Em 1913, por iniciativa do Dr. RAFAEL DE SAMPAIO VIDAL, quando Secretário de Justiça e Segurança do Estado de São Paulo, foi convidado o Professor RUDOLPH ARCHIBALD REISS, diretor do Laboratório de Polícia Técnica e titular da cátedra de Polícia Científica da Universidade de Lausanne, a fim de realizar uma série de conferências didáticas para as autoridades policiais daquele Estado. O Professor REISS, considerado na época um dos mais eminentes mestres da Policiologia, veio ao nosso país acompanhado do Dr. MARC BISCHOFF, que além de assistente-secretário, foi seu sucessor na cátedra e na direção do Laboratório de Polícia Técnica de Lausanne.

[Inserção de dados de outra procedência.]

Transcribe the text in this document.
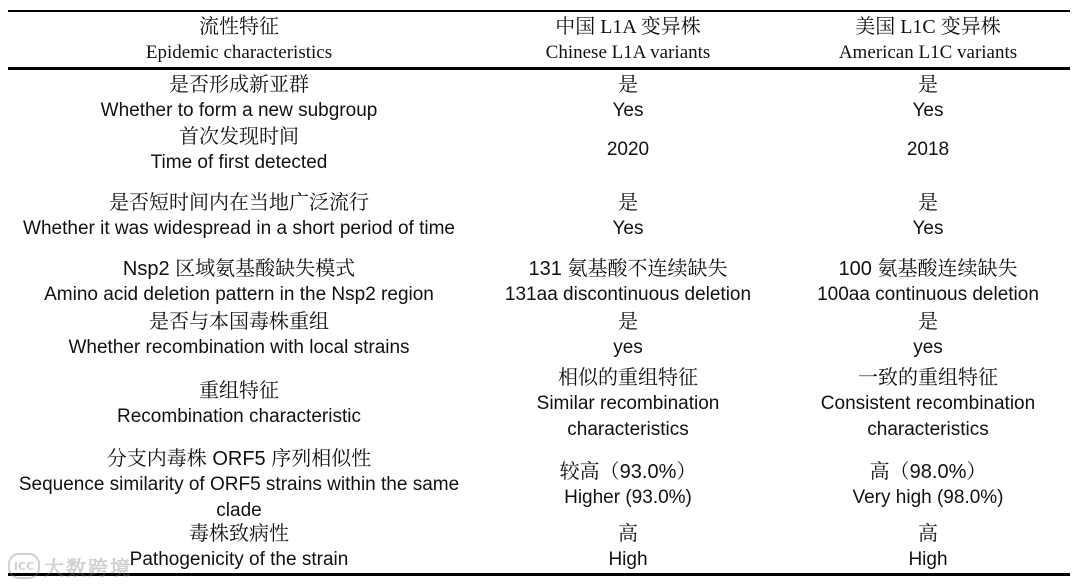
流性特征
Epidemic characteristics
中国 L1A 变异株
Chinese L1A variants
美国 L1C 变异株
American L1C variants
是否形成新亚群
Whether to form a new subgroup
是
Yes
是
Yes
首次发现时间
Time of first detected
2020	2018
是否短时间内在当地广泛流行
Whether it was widespread in a short period of time
是
Yes
是
Yes
Nsp2 区域氨基酸缺失模式
Amino acid deletion pattern in the Nsp2 region
131 氨基酸不连续缺失
131aa discontinuous deletion
100 氨基酸连续缺失
100aa continuous deletion
是否与本国毒株重组
Whether recombination with local strains
是
yes
是
yes
重组特征
Recombination characteristic
相似的重组特征
Similar recombination characteristics
一致的重组特征
Consistent recombination characteristics
分支内毒株 ORF5 序列相似性
Sequence similarity of ORF5 strains within the same clade
较高（93.0%）
Higher (93.0%)
高（98.0%）
Very high (98.0%)
毒株致病性
Pathogenicity of the strain
高
High
高
High
ICC 大数跨境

A estadia deste mestre de renome internacional no Estado de São Paulo e no Distrito Federal, onde também realizou excelentes preleções, foi das mais proveitosas, segundo informa MANOEL VIOTTI. Este autor salienta em seu comentário, o nome do Dr. VIRGÍLIO DO NASCIMENTO, que muito se distinguira nos cursos prelecionados, a ponto de captar a estima e consideração do mestre, que o levava em sua companhia para aperfeiçoar-se na Universidade de Lausanne.
Em 1925, fundou-se a Delegacia de Técnica Policial em São Paulo, a qual foi transformada no ano seguinte em Laboratório de Polícia Técnica, por iniciativa do Dr. CARLOS DE SAMPAIO VIANA, considerado um dos pioneiros do estudo técnico-policial no país.
Em janeiro de 1933, o Gabinete de Identificação do Rio de Janeiro, sob a direção do Professor LEONILDO RIBEIRO, eminente mestre da Medicina Legal, foi transformado num verdadeiro Instituto, ocasião em que também foi criado o Laboratório de Polícia Técnica e Antropologia Criminal, inaugurado no dia 20 de junho daquele ano.